Nanophotonics and in particular Plasmonics has become a very active research field during the past decades. With the development of new advent technologies and control of nanofabrication techniques a deep understanding of the optical of materials at the nanoscale became crucial. We develop theoretical models, and use advanced numerical simulations and modeling, to investigate new optical properties of semiconductor, metallic, and hybrid nanostructures.
We use a large range of methods and HPC for solving Maxwell’s equations. Properties of interest include extinction, scattering, surface- and tip-enhanced Raman scattering, electron energy-loss probability, and second harmonic generation. Numerical approaches such as BEM, DDA, FDTD, FEM, Mie theory, and effective medium theories are used to tackle these problems.
Electron energy-loss spectroscopy (EELS) and cathodoluminence (CL) are unique tools that are extensively used to investigate the plasmonic response of metallic nanostructures.
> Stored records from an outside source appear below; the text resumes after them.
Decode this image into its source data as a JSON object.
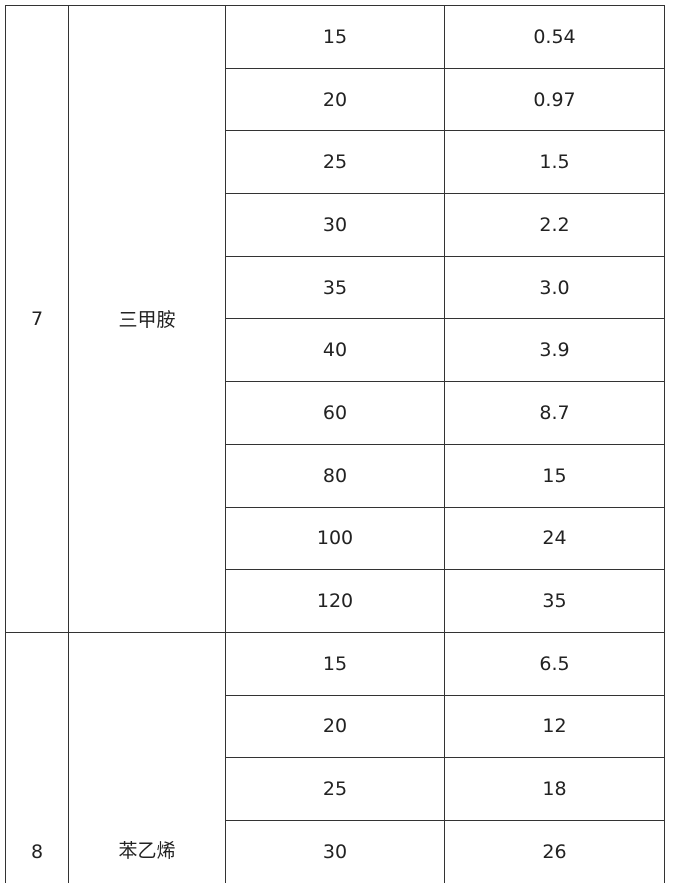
{
  "table": {
    "groups": [
      {
        "no": "7",
        "name": "三甲胺",
        "rows": [
          [
            "15",
            "0.54"
          ],
          [
            "20",
            "0.97"
          ],
          [
            "25",
            "1.5"
          ],
          [
            "30",
            "2.2"
          ],
          [
            "35",
            "3.0"
          ],
          [
            "40",
            "3.9"
          ],
          [
            "60",
            "8.7"
          ],
          [
            "80",
            "15"
          ],
          [
            "100",
            "24"
          ],
          [
            "120",
            "35"
          ]
        ]
      },
      {
        "no": "8",
        "name": "苯乙烯",
        "rows": [
          [
            "15",
            "6.5"
          ],
          [
            "20",
            "12"
          ],
          [
            "25",
            "18"
          ],
          [
            "30",
            "26"
          ]
        ]
      }
    ]
  }
}
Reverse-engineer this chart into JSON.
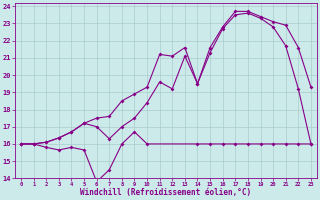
{
  "xlabel": "Windchill (Refroidissement éolien,°C)",
  "xlim_min": -0.5,
  "xlim_max": 23.5,
  "ylim_min": 14,
  "ylim_max": 24.2,
  "xticks": [
    0,
    1,
    2,
    3,
    4,
    5,
    6,
    7,
    8,
    9,
    10,
    11,
    12,
    13,
    14,
    15,
    16,
    17,
    18,
    19,
    20,
    21,
    22,
    23
  ],
  "yticks": [
    14,
    15,
    16,
    17,
    18,
    19,
    20,
    21,
    22,
    23,
    24
  ],
  "bg_color": "#cceaea",
  "line_color": "#880088",
  "grid_color": "#aacccc",
  "line1_x": [
    0,
    1,
    2,
    3,
    4,
    5,
    6,
    7,
    8,
    9,
    10,
    14,
    15,
    16,
    17,
    18,
    19,
    20,
    21,
    22,
    23
  ],
  "line1_y": [
    16.0,
    16.0,
    15.8,
    15.65,
    15.8,
    15.65,
    13.8,
    14.5,
    16.0,
    16.7,
    16.0,
    16.0,
    16.0,
    16.0,
    16.0,
    16.0,
    16.0,
    16.0,
    16.0,
    16.0,
    16.0
  ],
  "line2_x": [
    0,
    1,
    2,
    3,
    4,
    5,
    6,
    7,
    8,
    9,
    10,
    11,
    12,
    13,
    14,
    15,
    16,
    17,
    18,
    19,
    20,
    21,
    22,
    23
  ],
  "line2_y": [
    16.0,
    16.0,
    16.1,
    16.35,
    16.7,
    17.2,
    17.5,
    17.6,
    18.5,
    18.9,
    19.3,
    21.2,
    21.1,
    21.6,
    19.5,
    21.3,
    22.7,
    23.5,
    23.6,
    23.3,
    22.8,
    21.7,
    19.2,
    16.0
  ],
  "line3_x": [
    0,
    1,
    2,
    3,
    4,
    5,
    6,
    7,
    8,
    9,
    10,
    11,
    12,
    13,
    14,
    15,
    16,
    17,
    18,
    19,
    20,
    21,
    22,
    23
  ],
  "line3_y": [
    16.0,
    16.0,
    16.1,
    16.35,
    16.7,
    17.2,
    17.0,
    16.3,
    17.0,
    17.5,
    18.4,
    19.6,
    19.2,
    21.1,
    19.5,
    21.6,
    22.8,
    23.7,
    23.7,
    23.4,
    23.1,
    22.9,
    21.6,
    19.3
  ]
}
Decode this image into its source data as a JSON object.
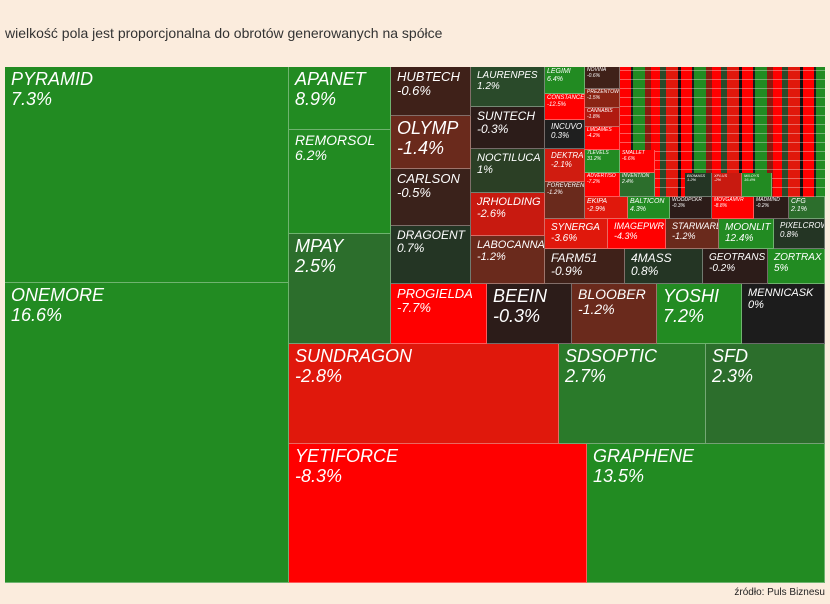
{
  "header": {
    "title": "wielkość pola jest proporcjonalna do obrotów generowanych na spółce"
  },
  "tiles": [
    {
      "name": "PYRAMID",
      "change": "7.3%"
    },
    {
      "name": "ONEMORE",
      "change": "16.6%"
    },
    {
      "name": "APANET",
      "change": "8.9%"
    },
    {
      "name": "REMORSOL",
      "change": "6.2%"
    },
    {
      "name": "MPAY",
      "change": "2.5%"
    },
    {
      "name": "HUBTECH",
      "change": "-0.6%"
    },
    {
      "name": "OLYMP",
      "change": "-1.4%"
    },
    {
      "name": "CARLSON",
      "change": "-0.5%"
    },
    {
      "name": "DRAGOENT",
      "change": "0.7%"
    },
    {
      "name": "LAURENPES",
      "change": "1.2%"
    },
    {
      "name": "SUNTECH",
      "change": "-0.3%"
    },
    {
      "name": "NOCTILUCA",
      "change": "1%"
    },
    {
      "name": "JRHOLDING",
      "change": "-2.6%"
    },
    {
      "name": "LABOCANNA",
      "change": "-1.2%"
    },
    {
      "name": "LEGIMI",
      "change": "6.4%"
    },
    {
      "name": "CONSTANCE",
      "change": "-12.5%"
    },
    {
      "name": "INCUVO",
      "change": "0.3%"
    },
    {
      "name": "DEKTRA",
      "change": "-2.1%"
    },
    {
      "name": "FOREVEREN",
      "change": "-1.2%"
    },
    {
      "name": "NOVINA",
      "change": "-0.6%"
    },
    {
      "name": "PREZENTOWN",
      "change": "-1.5%"
    },
    {
      "name": "CANNABIS",
      "change": "-1.8%"
    },
    {
      "name": "LMDAMES",
      "change": "-4.2%"
    },
    {
      "name": "7LEVELS",
      "change": "31.2%"
    },
    {
      "name": "ADVERTISO",
      "change": "-7.2%"
    },
    {
      "name": "SMALLET",
      "change": "-6.6%"
    },
    {
      "name": "INVENTION",
      "change": "2.4%"
    },
    {
      "name": "BIOMASS",
      "change": "1.2%"
    },
    {
      "name": "XPLUS",
      "change": "-2%"
    },
    {
      "name": "MILOYS",
      "change": "16.4%"
    },
    {
      "name": "EKIPA",
      "change": "-2.9%"
    },
    {
      "name": "BALTICON",
      "change": "4.3%"
    },
    {
      "name": "WOODPCKR",
      "change": "-0.3%"
    },
    {
      "name": "MOVGAMVR",
      "change": "-8.8%"
    },
    {
      "name": "MADMIND",
      "change": "-0.2%"
    },
    {
      "name": "CFG",
      "change": "2.1%"
    },
    {
      "name": "SYNERGA",
      "change": "-3.6%"
    },
    {
      "name": "IMAGEPWR",
      "change": "-4.3%"
    },
    {
      "name": "STARWARD",
      "change": "-1.2%"
    },
    {
      "name": "MOONLIT",
      "change": "12.4%"
    },
    {
      "name": "PIXELCROW",
      "change": "0.8%"
    },
    {
      "name": "FARM51",
      "change": "-0.9%"
    },
    {
      "name": "4MASS",
      "change": "0.8%"
    },
    {
      "name": "GEOTRANS",
      "change": "-0.2%"
    },
    {
      "name": "ZORTRAX",
      "change": "5%"
    },
    {
      "name": "PROGIELDA",
      "change": "-7.7%"
    },
    {
      "name": "BEEIN",
      "change": "-0.3%"
    },
    {
      "name": "BLOOBER",
      "change": "-1.2%"
    },
    {
      "name": "YOSHI",
      "change": "7.2%"
    },
    {
      "name": "MENNICASK",
      "change": "0%"
    },
    {
      "name": "SUNDRAGON",
      "change": "-2.8%"
    },
    {
      "name": "SDSOPTIC",
      "change": "2.7%"
    },
    {
      "name": "SFD",
      "change": "2.3%"
    },
    {
      "name": "YETIFORCE",
      "change": "-8.3%"
    },
    {
      "name": "GRAPHENE",
      "change": "13.5%"
    }
  ],
  "footer": {
    "source": "źródło: Puls Biznesu"
  }
}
Novel approaches for EELS and CL calculations using the finite-difference time-domain (FDTD) method have been recently introduced and bench-marked on a large number of systems. These implementations allow to compute EELS and CL spectra for a large variety of geometries, materials, and configurations.
Refs: Cao et al., ACS Photonics, 2015, 2, 369;
Zhang et al., ACS Nano, 2015, 9, 9331; ACS Nano highligh video
Investigation of new concepts such as ultrafast optical switches based on nonlinear plasmonic nanoantennas and plasmonic mode manipulation via plasmon hybridization. In the formaer, antenna nanoswitch operate on the transition from the capacitive to conductive coupling regimes between two closely spaced metal nanorods connected with amorphous silicon. In the later, strong hybridization of nanowire and nanoantennas drives optical mode drifting, pulling, and pushing.
Strong coupling between resonantly matched localized surface plasmons and excitons results in the formation of new hybridized energy states called plexcitons. Similarly, surface plasmons can also couple to acoustic vibrations/phonons sustained by the metallic nanoparticle. Understanding the nature and tunability of these hybrid nanostructures is important for both fundamental studies and the development of new applications. FDTD, BEM, DDA, RUS simulations and effective medium theory allow to investigate the strong plexcitonic coupling (Rabi splitting of 400 meV) and the acousto-plasmonic coupling that are both mediated by the near-field.
Metallic nanoparticles with tipped , sharp, and rough surface structures, or exhibiting nanoscale gaps possess highly geometrical-dependent tunable plasmon resonances and intense near-field enhancements exploitable for surface-enhanced Raman spectroscopy (SERS). Understanding of the geometry-dependent plasmonic characteristics and SERS activities of the nanoparticles is possible by use of numerical electrodynamics simulations.